For now, preserving liquidity remains a chief concern at Waterloo. BlackBerry closed out its latest Q3 2014 with $3.2 billion in cash and investments above $4.4 billion in total liabilities on the books. The liabilities side of the ledger did include $699 million in deferred revenue and $994 million remaining from the $1 billion Fairfax convertible bond deal. The deferred revenue will ultimately transition over to the income statement, which would leave BlackBerry with $3.7 billion in liabilities on the balance sheet. Be advised that BlackBerry also collected upon $1.2 billion in receivables, while also working off $349 million worth of inventories over the past nine months.

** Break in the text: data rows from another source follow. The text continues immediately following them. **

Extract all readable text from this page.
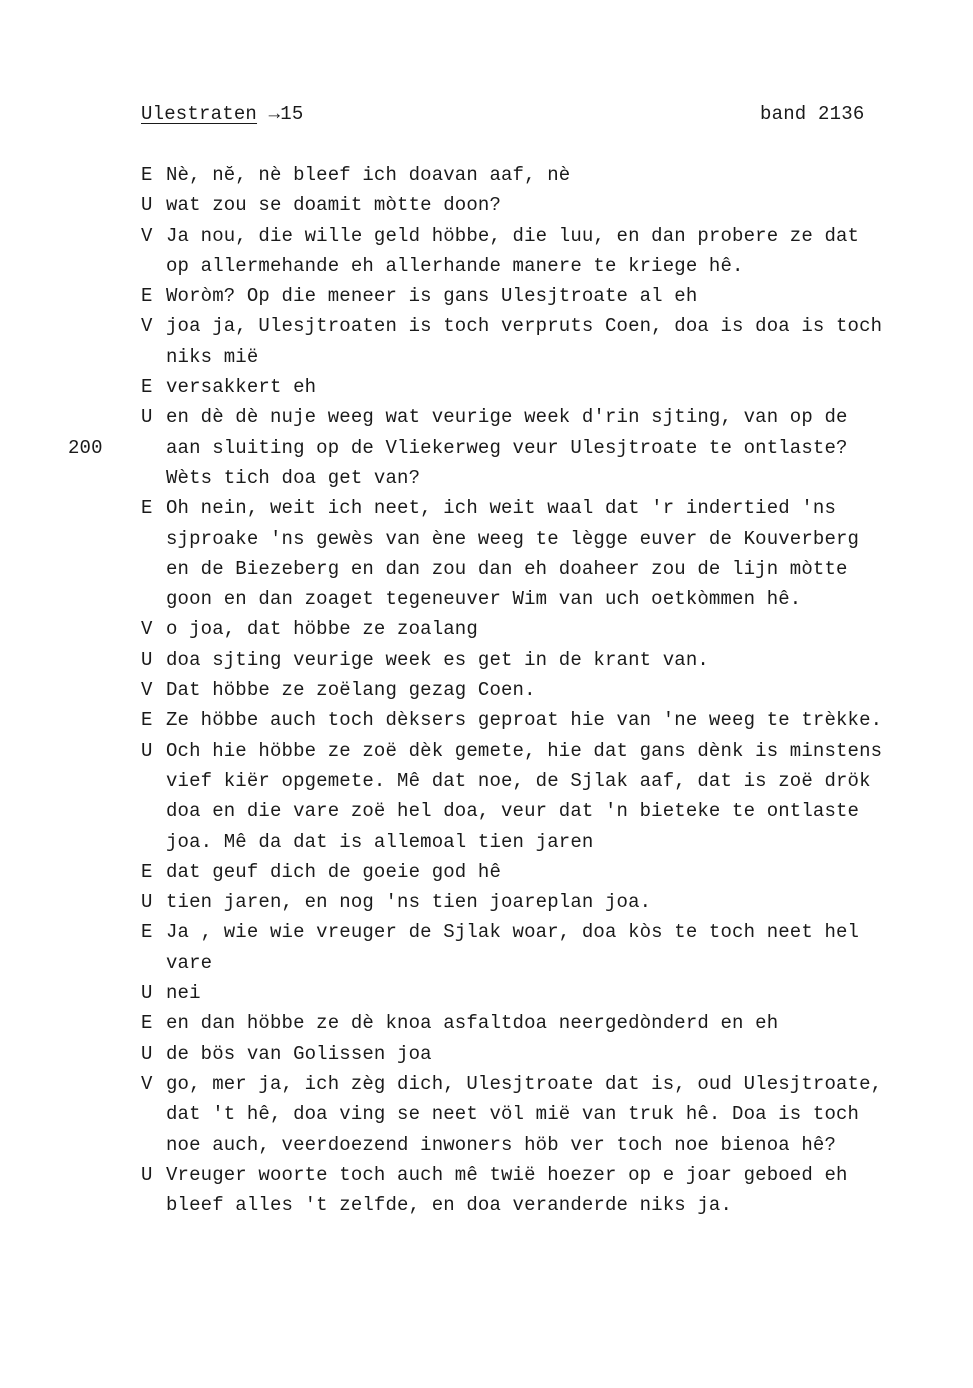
Ulestraten →15	band 2136
E Nè, nĕ, nè bleef ich doavan aaf, nè
U wat zou se doamit mòtte doon?
V Ja nou, die wille geld höbbe, die luu, en dan probere ze dat
op allermehande eh allerhande manere te kriege hê.
E Woròm? Op die meneer is gans Ulesjtroate al eh
V joa ja, Ulesjtroaten is toch verpruts Coen, doa is doa is toch
niks mië
E versakkert eh
U
200
en dè dè nuje weeg wat veurige week d'rin sjting, van op de
aan sluiting op de Vliekerweg veur Ulesjtroate te ontlaste?
Wèts tich doa get van?
E Oh nein, weit ich neet, ich weit waal dat 'r indertied 'ns
sjproake 'ns gewès van ène weeg te lègge euver de Kouverberg
en de Biezeberg en dan zou dan eh doaheer zou de lijn mòtte
goon en dan zoaget tegeneuver Wim van uch oetkòmmen hê.
V o joa, dat höbbe ze zoalang
U doa sjting veurige week es get in de krant van.
V Dat höbbe ze zoëlang gezag Coen.
E Ze höbbe auch toch dèksers geproat hie van 'ne weeg te trèkke.
U Och hie höbbe ze zoë dèk gemete, hie dat gans dènk is minstens
vief kiër opgemete. Mê dat noe, de Sjlak aaf, dat is zoë drök
doa en die vare zoë hel doa, veur dat 'n bieteke te ontlaste
joa. Mê da dat is allemoal tien jaren
E dat geuf dich de goeie god hê
U tien jaren, en nog 'ns tien joareplan joa.
E Ja , wie wie vreuger de Sjlak woar, doa kòs te toch neet hel
vare
U nei
E en dan höbbe ze dè knoa asfaltdoa neergedònderd en eh
U de bös van Golissen joa
V go, mer ja, ich zèg dich, Ulesjtroate dat is, oud Ulesjtroate,
dat 't hê, doa ving se neet völ mië van truk hê. Doa is toch
noe auch, veerdoezend inwoners höb ver toch noe bienoa hê?
U Vreuger woorte toch auch mê twië hoezer op e joar geboed eh
bleef alles 't zelfde, en doa veranderde niks ja.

The Q3 2014 statement of cash flows also revealed that BlackBerry netted $443 million through trading securities over the past three quarters months. Without financial engineering, BlackBerry's cash position would have been effectively nil, after enduring a staggering $4.4 billion in quarterly losses. Going forward, BlackBerry's plan to sell off real estate alongside the latest round of Fairfax convertible debt financing may bring in another $500 million over the next year, at best.
In either event, BlackBerry cannot simply float the note forever. Investors who were fortunate enough to buy into BlackBerry near the $5.44 floor should immediately sell stock and take profits amid this current dead cat bounce. Going forward, stubborn investors may take a significant bath due to Fairfax opening up the floodgates for BlackBerry shareholder dilution, yet again.
Disclosure: I am long AAPL. I wrote this article myself, and it expresses my own opinions. I am not receiving compensation for it (other than from Seeking Alpha). I have no business relationship with any company whose stock is mentioned in this article.